Women with maternal bacteremia in a tertiary maternity hospital during 2009-2014 were identified. Records were retrospectively reviewed to determine whether they fulfilled the criteria for diagnosis of sepsis based on either the standard SIRS parameters derived from the Surviving Sepsis Campaign or SIRS parameters customized for pregnancy. Diagnosis of sepsis was based on the presence of two or more SIRS criteria, in conjunction with infection, during the hour before and the 6 hours after phlebotomy for blood culture.

RESULTS

Of 93 women with bacteremia, 61 (66%) would have been diagnosed with sepsis based on standard criteria compared with 52 (56%) based on customized criteria (P=0.18). Seventeen women had a diagnosis of sepsis based on the standard but not the customized criteria, while eight women had sepsis based on the customized but not the standard criteria.

CONCLUSION

In maternal bacteremia, customized SIRS criteria do not increase the rate of diagnosis of sepsis.
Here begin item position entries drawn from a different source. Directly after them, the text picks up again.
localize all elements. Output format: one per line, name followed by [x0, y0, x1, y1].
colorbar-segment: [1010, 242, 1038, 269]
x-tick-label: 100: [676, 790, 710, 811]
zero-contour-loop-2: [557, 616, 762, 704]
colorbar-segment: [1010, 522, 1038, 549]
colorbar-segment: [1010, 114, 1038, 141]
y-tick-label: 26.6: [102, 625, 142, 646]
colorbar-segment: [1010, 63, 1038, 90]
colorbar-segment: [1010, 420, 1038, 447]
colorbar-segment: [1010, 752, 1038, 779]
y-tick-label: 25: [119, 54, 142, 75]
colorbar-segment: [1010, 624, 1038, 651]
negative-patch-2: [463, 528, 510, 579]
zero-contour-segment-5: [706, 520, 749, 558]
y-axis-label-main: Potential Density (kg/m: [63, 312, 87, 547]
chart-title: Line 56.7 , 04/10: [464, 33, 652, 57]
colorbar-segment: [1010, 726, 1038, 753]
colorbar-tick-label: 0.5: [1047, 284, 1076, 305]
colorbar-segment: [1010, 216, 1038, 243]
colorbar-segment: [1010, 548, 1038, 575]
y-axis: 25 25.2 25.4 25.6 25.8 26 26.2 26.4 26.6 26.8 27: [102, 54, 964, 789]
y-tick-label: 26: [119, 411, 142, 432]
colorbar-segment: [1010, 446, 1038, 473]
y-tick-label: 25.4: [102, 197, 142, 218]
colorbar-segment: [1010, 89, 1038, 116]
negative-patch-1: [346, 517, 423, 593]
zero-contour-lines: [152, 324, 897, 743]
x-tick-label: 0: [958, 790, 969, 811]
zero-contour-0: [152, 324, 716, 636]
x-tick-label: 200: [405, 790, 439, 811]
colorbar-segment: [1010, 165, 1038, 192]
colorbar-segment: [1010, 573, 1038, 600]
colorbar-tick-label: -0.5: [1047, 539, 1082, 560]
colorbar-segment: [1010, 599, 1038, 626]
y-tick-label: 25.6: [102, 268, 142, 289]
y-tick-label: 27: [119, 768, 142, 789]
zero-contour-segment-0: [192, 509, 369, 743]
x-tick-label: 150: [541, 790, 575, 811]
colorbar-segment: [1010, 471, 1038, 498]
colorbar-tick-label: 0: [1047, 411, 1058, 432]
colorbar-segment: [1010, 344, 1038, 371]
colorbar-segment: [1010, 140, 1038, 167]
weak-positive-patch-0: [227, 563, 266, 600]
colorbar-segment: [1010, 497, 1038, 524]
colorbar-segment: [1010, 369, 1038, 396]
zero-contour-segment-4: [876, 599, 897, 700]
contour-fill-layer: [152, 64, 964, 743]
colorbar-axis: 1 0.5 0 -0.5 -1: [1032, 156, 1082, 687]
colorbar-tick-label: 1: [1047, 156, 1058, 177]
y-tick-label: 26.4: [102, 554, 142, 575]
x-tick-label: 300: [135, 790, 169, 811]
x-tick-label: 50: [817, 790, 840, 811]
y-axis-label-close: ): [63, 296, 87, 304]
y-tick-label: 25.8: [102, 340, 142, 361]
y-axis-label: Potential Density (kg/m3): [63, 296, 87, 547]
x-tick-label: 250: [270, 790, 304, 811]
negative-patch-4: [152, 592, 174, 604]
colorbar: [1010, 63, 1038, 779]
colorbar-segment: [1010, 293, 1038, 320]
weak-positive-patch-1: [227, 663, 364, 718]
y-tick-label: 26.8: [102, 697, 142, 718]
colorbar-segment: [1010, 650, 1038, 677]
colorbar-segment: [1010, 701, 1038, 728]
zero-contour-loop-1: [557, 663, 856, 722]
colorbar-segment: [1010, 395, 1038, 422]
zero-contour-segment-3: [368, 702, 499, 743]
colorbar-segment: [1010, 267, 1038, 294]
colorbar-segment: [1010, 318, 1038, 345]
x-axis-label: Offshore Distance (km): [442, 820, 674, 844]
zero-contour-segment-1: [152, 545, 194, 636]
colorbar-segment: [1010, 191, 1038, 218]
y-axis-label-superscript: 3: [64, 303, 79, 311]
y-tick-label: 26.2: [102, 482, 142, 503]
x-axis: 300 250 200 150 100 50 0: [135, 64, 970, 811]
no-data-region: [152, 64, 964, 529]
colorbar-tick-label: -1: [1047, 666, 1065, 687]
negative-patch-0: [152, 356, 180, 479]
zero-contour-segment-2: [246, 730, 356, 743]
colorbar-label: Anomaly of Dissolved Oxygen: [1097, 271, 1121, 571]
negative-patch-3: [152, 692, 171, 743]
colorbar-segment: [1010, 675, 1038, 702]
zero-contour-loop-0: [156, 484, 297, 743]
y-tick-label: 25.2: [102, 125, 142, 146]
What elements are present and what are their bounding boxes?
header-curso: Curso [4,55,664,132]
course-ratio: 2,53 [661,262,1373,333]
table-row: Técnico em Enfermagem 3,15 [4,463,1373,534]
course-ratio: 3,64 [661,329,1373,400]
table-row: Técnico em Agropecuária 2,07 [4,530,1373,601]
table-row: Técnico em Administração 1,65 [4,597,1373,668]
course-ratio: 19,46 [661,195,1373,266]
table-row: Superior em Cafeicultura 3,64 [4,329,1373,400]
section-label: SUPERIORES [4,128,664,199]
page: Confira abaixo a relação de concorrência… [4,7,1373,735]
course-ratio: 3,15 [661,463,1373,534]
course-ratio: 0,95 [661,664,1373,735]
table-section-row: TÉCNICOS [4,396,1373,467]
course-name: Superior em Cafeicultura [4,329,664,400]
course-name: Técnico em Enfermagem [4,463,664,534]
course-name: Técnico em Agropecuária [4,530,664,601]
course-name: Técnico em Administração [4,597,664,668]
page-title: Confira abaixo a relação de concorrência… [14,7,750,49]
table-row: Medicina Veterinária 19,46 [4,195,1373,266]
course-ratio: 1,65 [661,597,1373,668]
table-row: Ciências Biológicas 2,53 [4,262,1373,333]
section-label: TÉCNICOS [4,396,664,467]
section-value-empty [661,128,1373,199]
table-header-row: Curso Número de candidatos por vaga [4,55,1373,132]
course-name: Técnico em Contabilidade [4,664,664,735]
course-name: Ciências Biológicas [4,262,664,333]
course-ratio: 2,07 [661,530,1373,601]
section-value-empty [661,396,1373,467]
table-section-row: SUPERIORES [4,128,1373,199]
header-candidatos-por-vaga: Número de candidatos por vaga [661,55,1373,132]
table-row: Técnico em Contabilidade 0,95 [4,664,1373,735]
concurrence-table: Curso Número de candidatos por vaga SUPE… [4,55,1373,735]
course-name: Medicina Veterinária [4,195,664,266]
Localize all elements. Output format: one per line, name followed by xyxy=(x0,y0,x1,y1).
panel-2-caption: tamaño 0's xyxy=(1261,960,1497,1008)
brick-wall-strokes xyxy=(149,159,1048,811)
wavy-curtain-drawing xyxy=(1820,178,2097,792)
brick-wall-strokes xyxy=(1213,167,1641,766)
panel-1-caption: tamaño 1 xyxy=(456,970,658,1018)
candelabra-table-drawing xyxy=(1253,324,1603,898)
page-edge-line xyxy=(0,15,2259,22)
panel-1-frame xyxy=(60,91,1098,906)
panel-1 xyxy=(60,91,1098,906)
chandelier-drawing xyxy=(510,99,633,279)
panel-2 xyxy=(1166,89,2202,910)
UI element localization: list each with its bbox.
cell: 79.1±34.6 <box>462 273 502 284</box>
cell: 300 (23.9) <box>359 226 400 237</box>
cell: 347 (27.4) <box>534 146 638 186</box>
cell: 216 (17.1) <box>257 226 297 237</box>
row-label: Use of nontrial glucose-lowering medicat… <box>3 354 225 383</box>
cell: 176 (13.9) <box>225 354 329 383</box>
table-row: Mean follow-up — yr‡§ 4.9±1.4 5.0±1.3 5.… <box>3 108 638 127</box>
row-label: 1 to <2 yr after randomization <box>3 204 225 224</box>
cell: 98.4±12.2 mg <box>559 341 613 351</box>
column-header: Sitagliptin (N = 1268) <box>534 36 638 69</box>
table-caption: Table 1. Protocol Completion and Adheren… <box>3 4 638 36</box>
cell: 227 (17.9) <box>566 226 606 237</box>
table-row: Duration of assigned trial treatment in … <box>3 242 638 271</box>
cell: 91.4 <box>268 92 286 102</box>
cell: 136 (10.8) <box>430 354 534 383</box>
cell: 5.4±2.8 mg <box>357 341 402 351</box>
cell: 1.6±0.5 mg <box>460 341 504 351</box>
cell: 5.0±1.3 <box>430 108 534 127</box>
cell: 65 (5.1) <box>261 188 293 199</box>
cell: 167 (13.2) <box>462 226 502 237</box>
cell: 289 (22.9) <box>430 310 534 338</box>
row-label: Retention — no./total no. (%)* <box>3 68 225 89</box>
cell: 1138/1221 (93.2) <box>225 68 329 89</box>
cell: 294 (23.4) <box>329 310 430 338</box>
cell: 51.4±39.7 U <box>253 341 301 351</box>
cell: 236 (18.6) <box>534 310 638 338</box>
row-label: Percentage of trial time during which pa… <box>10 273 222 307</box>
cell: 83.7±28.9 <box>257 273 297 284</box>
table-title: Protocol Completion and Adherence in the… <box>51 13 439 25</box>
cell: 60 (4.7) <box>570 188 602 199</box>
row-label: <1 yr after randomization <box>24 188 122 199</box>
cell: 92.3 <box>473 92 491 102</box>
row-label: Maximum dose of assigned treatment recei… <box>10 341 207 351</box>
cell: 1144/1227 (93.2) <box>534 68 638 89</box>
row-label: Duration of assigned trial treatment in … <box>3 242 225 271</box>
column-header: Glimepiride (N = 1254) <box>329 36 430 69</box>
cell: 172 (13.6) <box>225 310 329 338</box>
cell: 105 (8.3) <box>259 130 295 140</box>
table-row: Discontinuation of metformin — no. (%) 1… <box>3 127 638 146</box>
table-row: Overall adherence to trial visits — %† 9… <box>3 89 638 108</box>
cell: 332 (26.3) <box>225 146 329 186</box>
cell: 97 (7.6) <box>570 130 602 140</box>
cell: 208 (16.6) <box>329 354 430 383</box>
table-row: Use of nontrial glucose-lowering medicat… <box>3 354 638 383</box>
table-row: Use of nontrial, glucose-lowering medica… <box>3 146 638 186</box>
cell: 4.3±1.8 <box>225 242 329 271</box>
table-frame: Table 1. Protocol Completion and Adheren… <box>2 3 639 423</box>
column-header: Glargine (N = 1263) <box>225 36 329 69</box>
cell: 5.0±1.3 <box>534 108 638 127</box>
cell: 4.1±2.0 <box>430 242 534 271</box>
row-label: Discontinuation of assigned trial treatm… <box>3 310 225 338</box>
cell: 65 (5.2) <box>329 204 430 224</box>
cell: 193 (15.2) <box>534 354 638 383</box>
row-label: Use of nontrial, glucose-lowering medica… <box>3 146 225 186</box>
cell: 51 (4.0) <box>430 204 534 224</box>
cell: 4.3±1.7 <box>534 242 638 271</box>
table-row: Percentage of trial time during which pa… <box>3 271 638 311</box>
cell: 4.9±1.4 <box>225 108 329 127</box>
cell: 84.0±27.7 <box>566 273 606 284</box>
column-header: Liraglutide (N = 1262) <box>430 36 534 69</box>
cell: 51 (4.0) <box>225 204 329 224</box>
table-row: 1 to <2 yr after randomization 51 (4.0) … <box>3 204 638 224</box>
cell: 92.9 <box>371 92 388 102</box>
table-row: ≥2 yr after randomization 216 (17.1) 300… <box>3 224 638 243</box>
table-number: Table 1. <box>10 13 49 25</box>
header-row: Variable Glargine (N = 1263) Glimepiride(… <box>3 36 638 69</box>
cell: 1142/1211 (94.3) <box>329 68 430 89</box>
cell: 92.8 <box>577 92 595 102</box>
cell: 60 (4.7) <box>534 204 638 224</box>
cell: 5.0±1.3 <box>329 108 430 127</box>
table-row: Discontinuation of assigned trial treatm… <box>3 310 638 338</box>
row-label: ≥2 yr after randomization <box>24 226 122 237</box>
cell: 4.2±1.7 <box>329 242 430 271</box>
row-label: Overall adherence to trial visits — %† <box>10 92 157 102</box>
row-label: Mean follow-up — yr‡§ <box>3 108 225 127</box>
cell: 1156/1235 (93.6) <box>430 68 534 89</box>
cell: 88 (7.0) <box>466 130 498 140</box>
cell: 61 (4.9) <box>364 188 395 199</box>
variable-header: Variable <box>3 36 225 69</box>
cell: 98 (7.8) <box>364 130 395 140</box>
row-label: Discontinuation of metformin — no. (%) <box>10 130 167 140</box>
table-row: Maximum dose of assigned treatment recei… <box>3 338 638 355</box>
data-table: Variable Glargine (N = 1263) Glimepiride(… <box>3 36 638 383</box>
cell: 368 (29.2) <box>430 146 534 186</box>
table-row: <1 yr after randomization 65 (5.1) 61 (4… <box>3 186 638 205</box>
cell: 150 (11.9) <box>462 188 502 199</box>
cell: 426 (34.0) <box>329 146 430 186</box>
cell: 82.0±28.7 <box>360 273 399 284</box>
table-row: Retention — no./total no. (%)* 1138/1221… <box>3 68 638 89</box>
Prospective studies should investigate whether the introduction of customized SIRS criteria can improve clinical outcomes.

摘要

目的

在孕产妇菌血症的背景下,探讨针对妊娠生理变化定制全身炎症反应综合征(SIRS)标准对孕产妇脓毒症诊断的影响。

方法

确定2009年至2014年期间在一家三级妇产医院发生孕产妇菌血症的女性。对记录进行回顾性审查,以确定她们是否符合基于“拯救脓毒症运动”得出的标准SIRS参数或针对妊娠定制的SIRS参数来诊断脓毒症的标准。脓毒症的诊断基于在进行血培养采血前1小时和采血后6小时内存在两个或更多SIRS标准并伴有感染。

结果

在93例菌血症女性中,基于标准标准有61例(66%)会被诊断为脓毒症,而基于定制标准则有52例(56%)(P=0.18)。17名女性基于标准而非定制标准被诊断为脓毒症,而8名女性基于定制而非标准标准被诊断为脓毒症。

结论

在孕产妇菌血症中,定制的SIRS标准不会提高脓毒症的诊断率。前瞻性研究应调查引入定制的SIRS标准是否能改善临床结局。